(114c) A Statistical Methodology for Building Catalytic Reaction Models with High Throughput Experimentation
High Throughput Experimentation (HTE) generates an enormous amount of data, where the challenge is to extract information from this data. Mathematical models of the reactions occurring on the surface of the catalyst represent the knowledge contained in the data, including both the reaction mechanisms and the rate constants. Such models are inherently nonlinear (e.g. Arrhenius temperature dependence) and all kinetic data is contaminated with experimental error. Existing commercial packages for statistical data analysis (e.g. SAS, S-Plus, etc.) employ linear error analysis methods, which can lead to highly misleading conclusions. Even packages which permit nonlinear parameter estimation (e.g. Athena, AcslExtreme Optimize, etc) frequently converge to the wrong answer, fail to discriminate rival models or give an inaccurate representation of the quality of the parameter estimates. In some cases this is a consequence of the statistical assumptions surrounding the errors in the data. In others, the data from HTE experimentation is poorly designed.

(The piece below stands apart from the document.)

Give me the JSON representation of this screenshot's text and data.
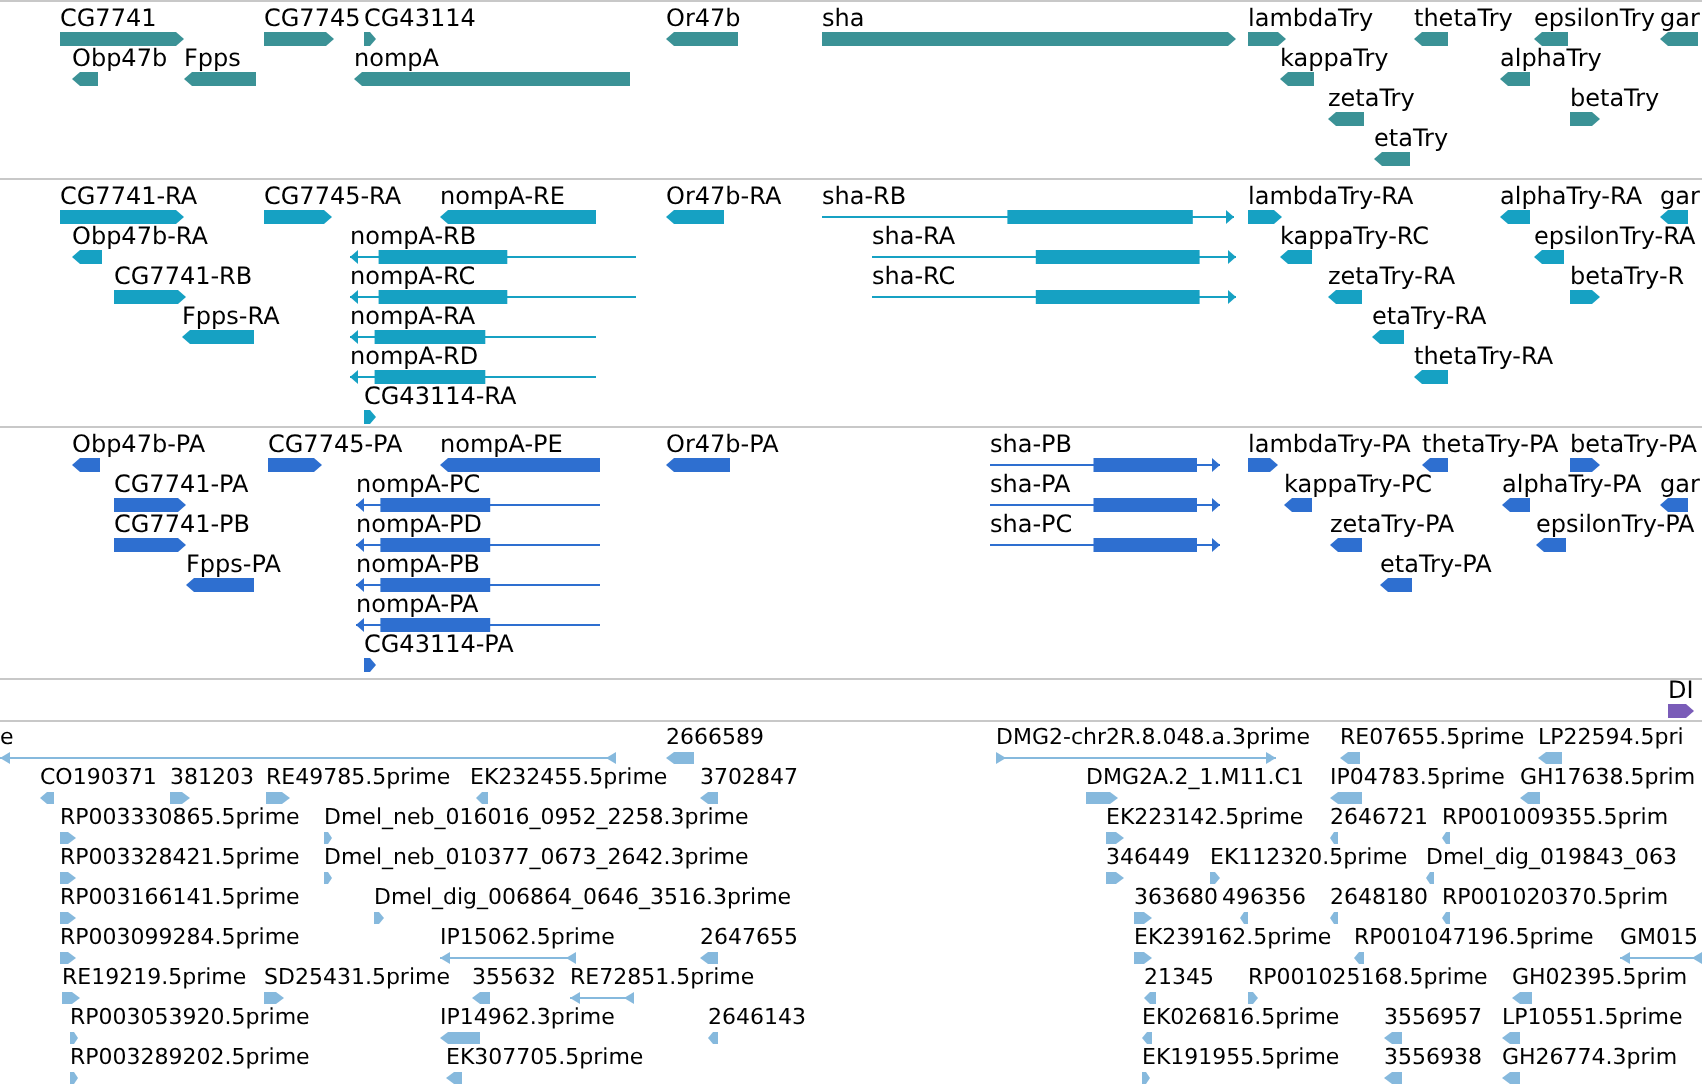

The speed and storage capacity of modern computers now enable Monte Carlo based statistical methods that allow proper nonlinear analysis free from the assumptions of the classical approach. To this end we have developed a modeling system that uses the maximum likelihood method to estimate the parameters in the kinetic model simultaneously with the parameters in the statistical error model. Statistical modeling is used to accommodate data heteroscedasticity. Bayesian methods are used to generate true posterior probability distributions for the parameters along with their maximum likelihood estimates using Markov Chain Monte Carlo (MCMC) methods . As part of our model building tool kit we have included procedures to suggest the experiments necessary to discriminate rival models and, once the best model is found, to improve the quality of the parameter estimates. For the former, experiments are located where rival models exhibit their greatest differences. For the latter, experiments are located where the uncertainties in the posterior parameter distributions for the model selected are minimized either by reshaping the confidence region (E-optimal design) and/or by minimizing the volume (D-optimal design). The framework is demonstrated for a number of typical catalyst model building problems, where power of these nonlinear statistical methods in combination with HTE data will be shown.
 W. R. Gilks, S. Richardson, and D. J. Spiegelhalter, Markov Chain Monte Carlo in Practice: Chapman & Hall/CRC, 1996.